2005 August: An editorial in the Fayetteville Observer urged state agency officials to "step in and conduct a far more extensive testing program."
2005 September: DuPont and the agency's Division of Air Quality held a meeting in Raleigh on September 23rd to discuss DuPont Fayetteville Works. The day after the meeting an environmental engineer in the agency's Fayetteville office was removed from all responsibilities and communications related to DuPont. This was the same engineer who inspected DuPont Fayetteville in 2004 and reported that the fluorocarbon chemicals in the wastewater discharged to the river won't break down.

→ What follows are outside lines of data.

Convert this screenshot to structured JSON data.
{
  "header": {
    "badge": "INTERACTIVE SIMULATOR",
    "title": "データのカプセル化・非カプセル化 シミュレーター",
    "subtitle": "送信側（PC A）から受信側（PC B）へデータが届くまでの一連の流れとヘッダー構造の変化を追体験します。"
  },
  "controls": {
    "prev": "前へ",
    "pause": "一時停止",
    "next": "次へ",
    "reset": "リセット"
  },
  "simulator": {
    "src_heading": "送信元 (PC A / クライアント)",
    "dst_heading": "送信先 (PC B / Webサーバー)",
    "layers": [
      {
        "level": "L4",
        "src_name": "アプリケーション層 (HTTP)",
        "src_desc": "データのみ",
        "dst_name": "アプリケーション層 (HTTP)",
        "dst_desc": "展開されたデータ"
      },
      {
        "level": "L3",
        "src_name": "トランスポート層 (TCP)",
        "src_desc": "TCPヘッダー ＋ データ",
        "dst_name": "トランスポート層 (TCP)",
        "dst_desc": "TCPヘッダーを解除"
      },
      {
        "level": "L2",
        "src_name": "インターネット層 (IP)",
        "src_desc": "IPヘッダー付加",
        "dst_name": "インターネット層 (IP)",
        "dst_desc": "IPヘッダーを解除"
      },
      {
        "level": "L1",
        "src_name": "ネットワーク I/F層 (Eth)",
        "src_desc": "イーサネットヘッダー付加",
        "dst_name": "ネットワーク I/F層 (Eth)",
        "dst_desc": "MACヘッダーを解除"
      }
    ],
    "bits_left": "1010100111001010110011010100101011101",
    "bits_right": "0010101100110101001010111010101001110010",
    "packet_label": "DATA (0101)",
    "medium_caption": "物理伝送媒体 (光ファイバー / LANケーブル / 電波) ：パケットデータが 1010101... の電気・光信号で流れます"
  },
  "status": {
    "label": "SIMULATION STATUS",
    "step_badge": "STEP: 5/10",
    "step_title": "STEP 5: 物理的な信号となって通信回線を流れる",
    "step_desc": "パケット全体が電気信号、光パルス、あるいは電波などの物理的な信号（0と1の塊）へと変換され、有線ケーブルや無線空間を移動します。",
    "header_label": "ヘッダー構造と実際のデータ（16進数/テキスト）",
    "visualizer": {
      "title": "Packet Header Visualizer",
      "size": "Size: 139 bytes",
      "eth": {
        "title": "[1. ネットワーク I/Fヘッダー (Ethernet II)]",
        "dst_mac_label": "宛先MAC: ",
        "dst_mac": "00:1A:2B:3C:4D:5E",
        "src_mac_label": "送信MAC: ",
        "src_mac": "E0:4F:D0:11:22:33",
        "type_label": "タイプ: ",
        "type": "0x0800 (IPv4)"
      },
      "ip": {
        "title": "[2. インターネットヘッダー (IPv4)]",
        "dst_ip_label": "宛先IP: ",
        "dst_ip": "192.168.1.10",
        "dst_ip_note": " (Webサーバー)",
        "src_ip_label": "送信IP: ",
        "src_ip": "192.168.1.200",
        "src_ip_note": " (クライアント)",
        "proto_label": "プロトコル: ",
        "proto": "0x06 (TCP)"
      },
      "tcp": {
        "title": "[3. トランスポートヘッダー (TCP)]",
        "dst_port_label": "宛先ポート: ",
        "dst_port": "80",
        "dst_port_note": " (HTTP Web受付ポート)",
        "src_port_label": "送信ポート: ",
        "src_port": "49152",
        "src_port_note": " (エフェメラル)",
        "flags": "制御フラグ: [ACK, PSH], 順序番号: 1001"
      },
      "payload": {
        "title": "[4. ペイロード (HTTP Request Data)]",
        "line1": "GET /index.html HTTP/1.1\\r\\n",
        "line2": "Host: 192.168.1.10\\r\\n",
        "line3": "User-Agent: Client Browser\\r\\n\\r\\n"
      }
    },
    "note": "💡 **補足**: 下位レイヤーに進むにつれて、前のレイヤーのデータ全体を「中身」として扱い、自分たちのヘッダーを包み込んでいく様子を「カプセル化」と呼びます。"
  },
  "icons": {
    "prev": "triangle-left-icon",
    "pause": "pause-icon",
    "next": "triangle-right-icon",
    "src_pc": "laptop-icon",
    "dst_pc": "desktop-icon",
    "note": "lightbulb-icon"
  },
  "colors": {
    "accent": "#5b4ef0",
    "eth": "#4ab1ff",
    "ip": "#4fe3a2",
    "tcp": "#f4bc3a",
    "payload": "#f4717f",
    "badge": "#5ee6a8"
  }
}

2005 September-November: An environmental group (C8 Working Group) held meetings about DuPont Fayetteville Works with the agency Directors for Air Quality and Water Quality, as well as an official with Waste Management.
2005 December: The C8 Working Group held a meeting about DuPont Fayetteville Works with EPA Region IV in Atlanta.
2006 July: DuPont's annual written report to the agency's Division of Air Quality showed air and wastewater discharges of acid fluorides, PFAAs, GenX, and PFAS chemical pollutants from their Nafion Vinyl Ethers plant (via the scrubbers).
2006 Summer: DuPont reported the detection of PFOA in surface water and groundwater to the agency's Division of Waste Management.